TIFR 2013 problem 9 | Existence of element of order 51

Try this problem from TIFR 2013 problem 9 based on the existence of an element of order 51.

Question: TIFR 2013 problem 9

True/False?

There is an element of order $51$ in $\mathbb{Z_{103}^*}$

Hint: 103 is prime.

Discussion: Since for $p$-prime, $\mathbb{Z_p}$ is a field with addition modulo p and multiplication modulo p as the first and second binary operations respectively, and for a finite field $\mathbb{F}$, $\mathbb{F}^*$ forms a cyclic group with respect to multiplication. Hence $\mathbb{Z_p}^*$ forms a cyclic group.

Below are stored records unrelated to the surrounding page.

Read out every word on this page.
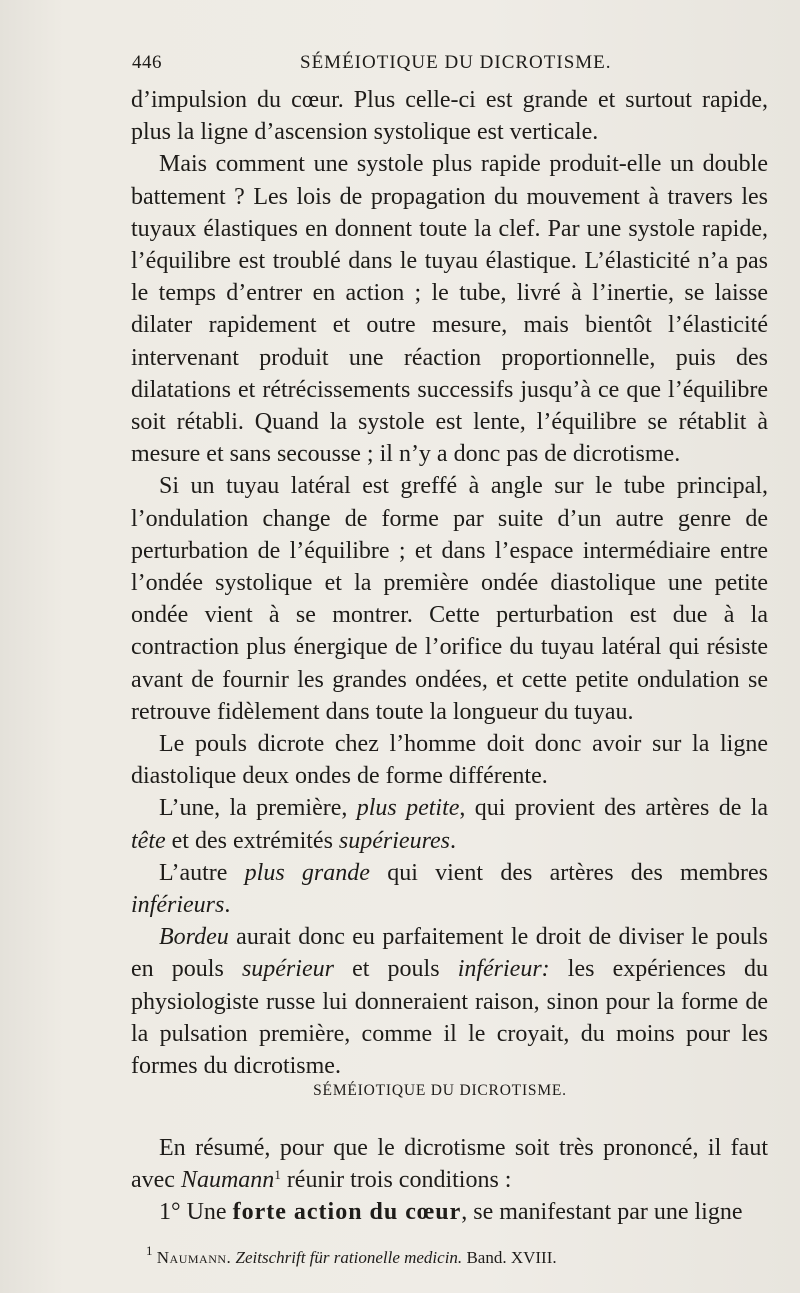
446	SÉMÉIOTIQUE DU DICROTISME.

d’impulsion du cœur. Plus celle-ci est grande et surtout rapide, plus la ligne d’ascension systolique est verticale.

Mais comment une systole plus rapide produit-elle un double battement ? Les lois de propagation du mouvement à travers les tuyaux élastiques en donnent toute la clef. Par une systole rapide, l’équilibre est troublé dans le tuyau élastique. L’élasticité n’a pas le temps d’entrer en action ; le tube, livré à l’inertie, se laisse dilater rapidement et outre mesure, mais bientôt l’élasticité intervenant produit une réaction proportionnelle, puis des dilatations et rétrécissements successifs jusqu’à ce que l’équilibre soit rétabli. Quand la systole est lente, l’équilibre se rétablit à mesure et sans secousse ; il n’y a donc pas de dicrotisme.

Si un tuyau latéral est greffé à angle sur le tube principal, l’ondulation change de forme par suite d’un autre genre de perturbation de l’équilibre ; et dans l’espace intermédiaire entre l’ondée systolique et la première ondée diastolique une petite ondée vient à se montrer. Cette perturbation est due à la contraction plus énergique de l’orifice du tuyau latéral qui résiste avant de fournir les grandes ondées, et cette petite ondulation se retrouve fidèlement dans toute la longueur du tuyau.

Le pouls dicrote chez l’homme doit donc avoir sur la ligne diastolique deux ondes de forme différente.

L’une, la première, plus petite, qui provient des artères de la tête et des extrémités supérieures.

L’autre plus grande qui vient des artères des membres inférieurs.

Bordeu aurait donc eu parfaitement le droit de diviser le pouls en pouls supérieur et pouls inférieur: les expériences du physiologiste russe lui donneraient raison, sinon pour la forme de la pulsation première, comme il le croyait, du moins pour les formes du dicrotisme.

SÉMÉIOTIQUE DU DICROTISME.

En résumé, pour que le dicrotisme soit très prononcé, il faut avec Naumann$^1$ réunir trois conditions :

1° Une forte action du cœur, se manifestant par une ligne

$^1$ Naumann. Zeitschrift für rationelle medicin. Band. XVIII.
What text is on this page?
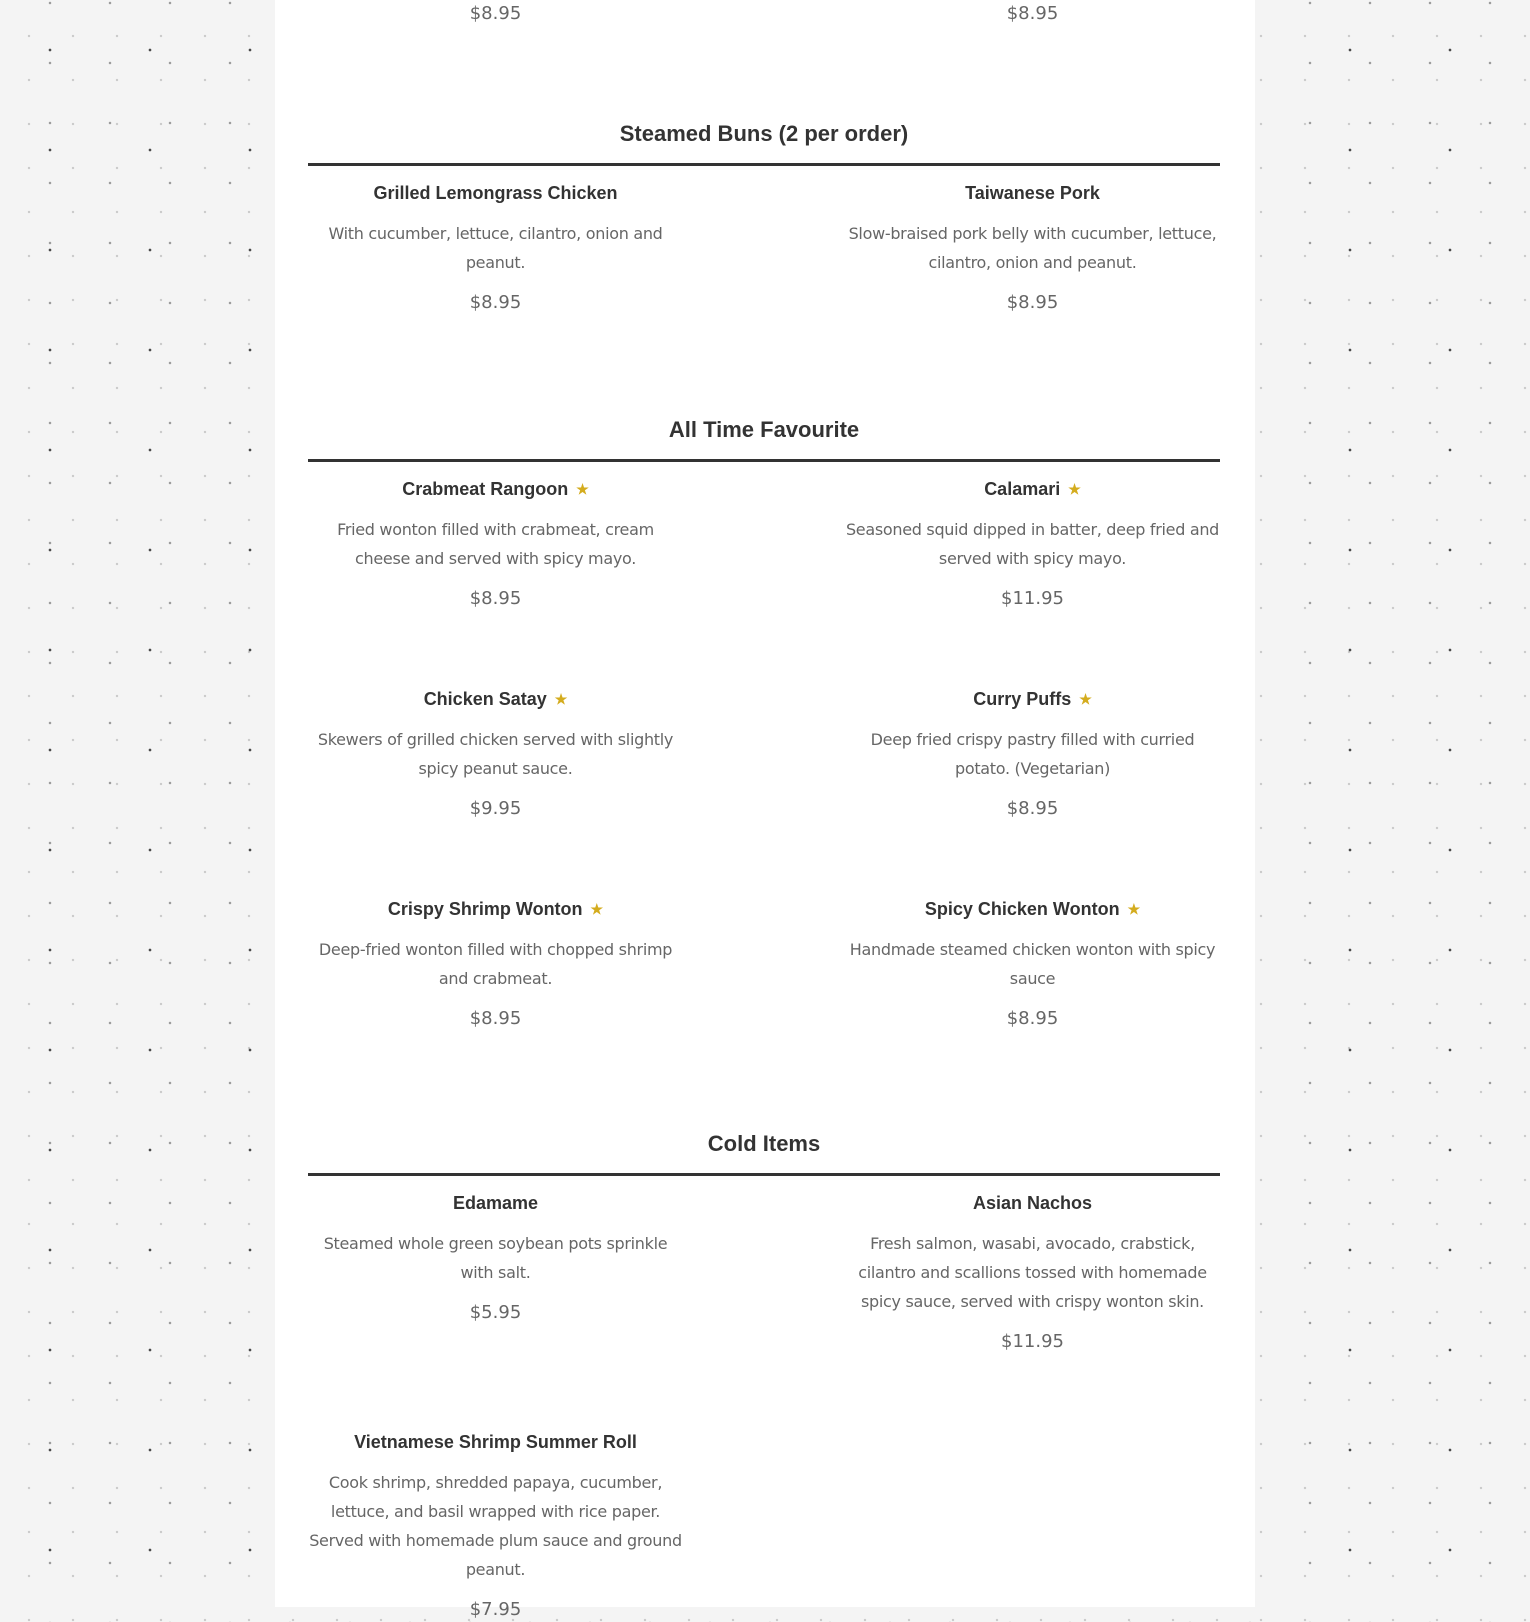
$8.95	$8.95
Steamed Buns (2 per order)
Grilled Lemongrass Chicken
With cucumber, lettuce, cilantro, onion and peanut.
$8.95
Taiwanese Pork
Slow-braised pork belly with cucumber, lettuce, cilantro, onion and peanut.
$8.95
All Time Favourite
Crabmeat Rangoon ★
Fried wonton filled with crabmeat, cream cheese and served with spicy mayo.
$8.95
Calamari ★
Seasoned squid dipped in batter, deep fried and served with spicy mayo.
$11.95
Chicken Satay ★
Skewers of grilled chicken served with slightly spicy peanut sauce.
$9.95
Curry Puffs ★
Deep fried crispy pastry filled with curried potato. (Vegetarian)
$8.95
Crispy Shrimp Wonton ★
Deep-fried wonton filled with chopped shrimp and crabmeat.
$8.95
Spicy Chicken Wonton ★
Handmade steamed chicken wonton with spicy sauce
$8.95
Cold Items
Edamame
Steamed whole green soybean pots sprinkle with salt.
$5.95
Asian Nachos
Fresh salmon, wasabi, avocado, crabstick, cilantro and scallions tossed with homemade spicy sauce, served with crispy wonton skin.
$11.95
Vietnamese Shrimp Summer Roll
Cook shrimp, shredded papaya, cucumber, lettuce, and basil wrapped with rice paper. Served with homemade plum sauce and ground peanut.
$7.95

We have $\mathbb{Z_{103}^*}$, a cyclic group or order $103-1=102$.

For a cyclic group of order $n$, if $d|n$ then there exists an element of order d.

Since $51|102$, there exists an element of order $51$ in $\mathbb{Z_{103}^*}$.

Alternative: By Sylow's first theorem, there exists elements of order 3&17 in $\mathbb{Z_{103}^*}$. ( $|\mathbb{Z_{103}^*}|=102=2*3*17$)

Since the group $\mathbb{Z_{103}^*}$ is abelian, the group and 3,17 are co-prime we get an element of order $3*17=51$ (by simply multiplying the element of order $3$ to the element of order $17$).